The stories



The Saffron Story-

What stories you might ask? The stories of these textiles date back to several centuries. Dreamed, crafted and weaved in remote villages with some taking months and even years to complete, they are testimony to an art and a time that are almost non existent in an age of instant results, gratification and mass consumption. As many of these families and villages moved to the cities in search of more lucrative work, there was a momentary lull before designers and patrons began to put in time, money and effort to keep this hand-craft tradition alive. Every day I find I am learning something, something about a fabric, a dye, a process that in turn is intricately linked to the history of a people, a village, a community that is in the process of fading away and giving way to a uniform sameness around the world.

Saffron– A color, a dye, a spice, a food.

The Wikipedia definition gives us this-

A degree of uncertainty surrounds the origin of the English word, “saffron” although it can be traced to have stemmed immediately from 12th-century Old French term “safran” which, in turn, comes from the Latin word safranum. Safranum comes from the Persian intercessor زعفران, or za’ferân. Old Persian is the first language in which the use of saffron in cooking is recorded, with references dating back thousands of years.
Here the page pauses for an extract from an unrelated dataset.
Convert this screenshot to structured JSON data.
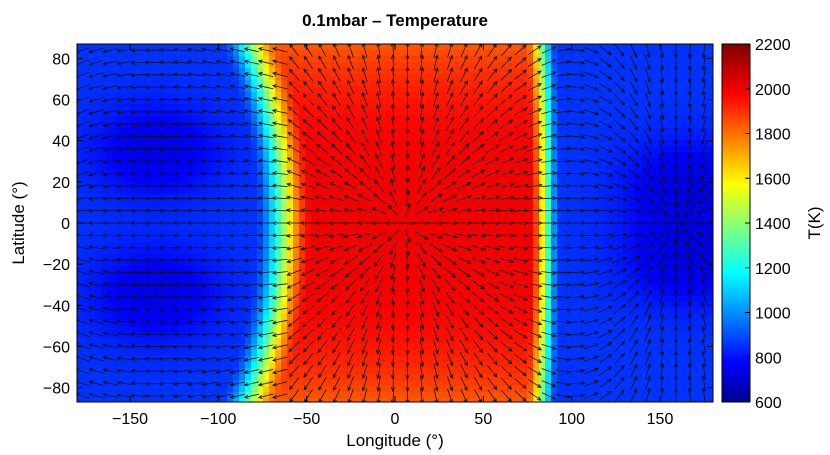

Saffron was detailed in a 7th-century BC Assyrian botanical reference compiled under Ashurbanipal. Documentation of saffron’s use over the span of 4,000 years in the treatment of some 90 illnesses has been uncovered.Saffron-based pigments have indeed been found in 50,000 year-old depictions of prehistoric places in northwest Iran.The Sumerians later used wild-growing saffron in their remedies and magical potions.Saffron was an article of long-distance trade before the Minoan palace culture’s 2nd millennium BC peak. Ancient Persians cultivated Persian saffron (Crocus sativus ‘Hausknechtii’) in Derbena, Isfahan, and Khorasan by the 10th century BC. At such sites, saffron threads were woven into textiles, ritually offered to divinities, and used in dyes, perfumes, medicines, and body washes.Saffron threads would thus be scattered across beds and mixed into hot teas as a curative for bouts of melancholy. Non-Persians also feared the Persians’ usage of saffron as a drugging agent and aphrodisiac. During his Asian campaigns, Alexander the Great used Persian saffron in his infusions, rice, and baths as a curative for battle wounds. Alexander’s troops imitated the practice from the Persians and brought saffron-bathing to Greece.
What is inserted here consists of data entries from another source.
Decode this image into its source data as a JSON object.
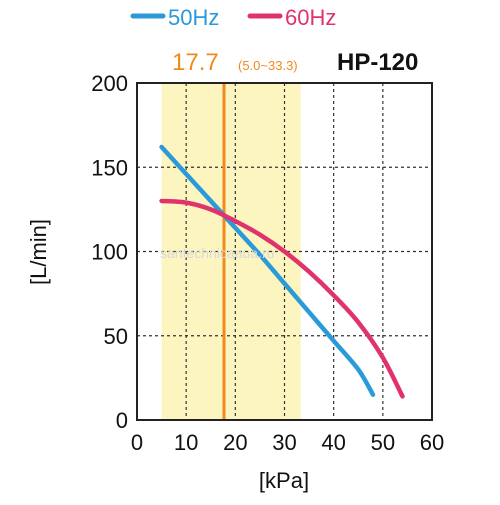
{
  "chart_data": {
    "type": "line",
    "title": "HP-120",
    "annotation": {
      "value_text": "17.7",
      "range_text": "(5.0~33.3)",
      "value": 17.7,
      "range": [
        5.0,
        33.3
      ]
    },
    "xlabel": "[kPa]",
    "ylabel": "[L/min]",
    "xlim": [
      0,
      60
    ],
    "ylim": [
      0,
      200
    ],
    "x_ticks": [
      "0",
      "10",
      "20",
      "30",
      "40",
      "50",
      "60"
    ],
    "y_ticks": [
      "0",
      "50",
      "100",
      "150",
      "200"
    ],
    "grid": true,
    "legend_position": "top",
    "series": [
      {
        "name": "50Hz",
        "color": "#2a9bd8",
        "x": [
          5,
          10,
          15,
          20,
          25,
          30,
          35,
          40,
          45,
          48
        ],
        "y": [
          162,
          146,
          130,
          114,
          98,
          81,
          64,
          47,
          30,
          15
        ]
      },
      {
        "name": "60Hz",
        "color": "#e0336e",
        "x": [
          5,
          10,
          15,
          20,
          25,
          30,
          35,
          40,
          45,
          50,
          54
        ],
        "y": [
          130,
          129,
          125,
          118,
          110,
          100,
          88,
          74,
          58,
          37,
          14
        ]
      }
    ],
    "highlight_color": "#fdf5c0",
    "marker_color": "#f08a1c"
  },
  "watermark": "santechnicaaua.ru"
}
Conflicting theories explain saffron’s arrival in South Asia. Kashmiri and Chinese accounts date its arrival anywhere between 900–2500 years ago.Historians studying ancient Persian records date the arrival to sometime prior to 500 BC, attributing it to a Persian transplantation of saffron corms to stock new gardens and parks. Phoenicians then marketed Kashmiri saffron as a dye and a treatment for melancholy. Its use in foods and dyes subsequently spread throughout South Asia. Buddhist monks wear saffron-coloured robes; however, the robes are not dyed with costly saffron but turmeric, a less expensive dye, or jackfruit. Monks’ robes are dyed the same color to show equality with each other, and turmeric or ochre were the cheapest, most readily available dyes.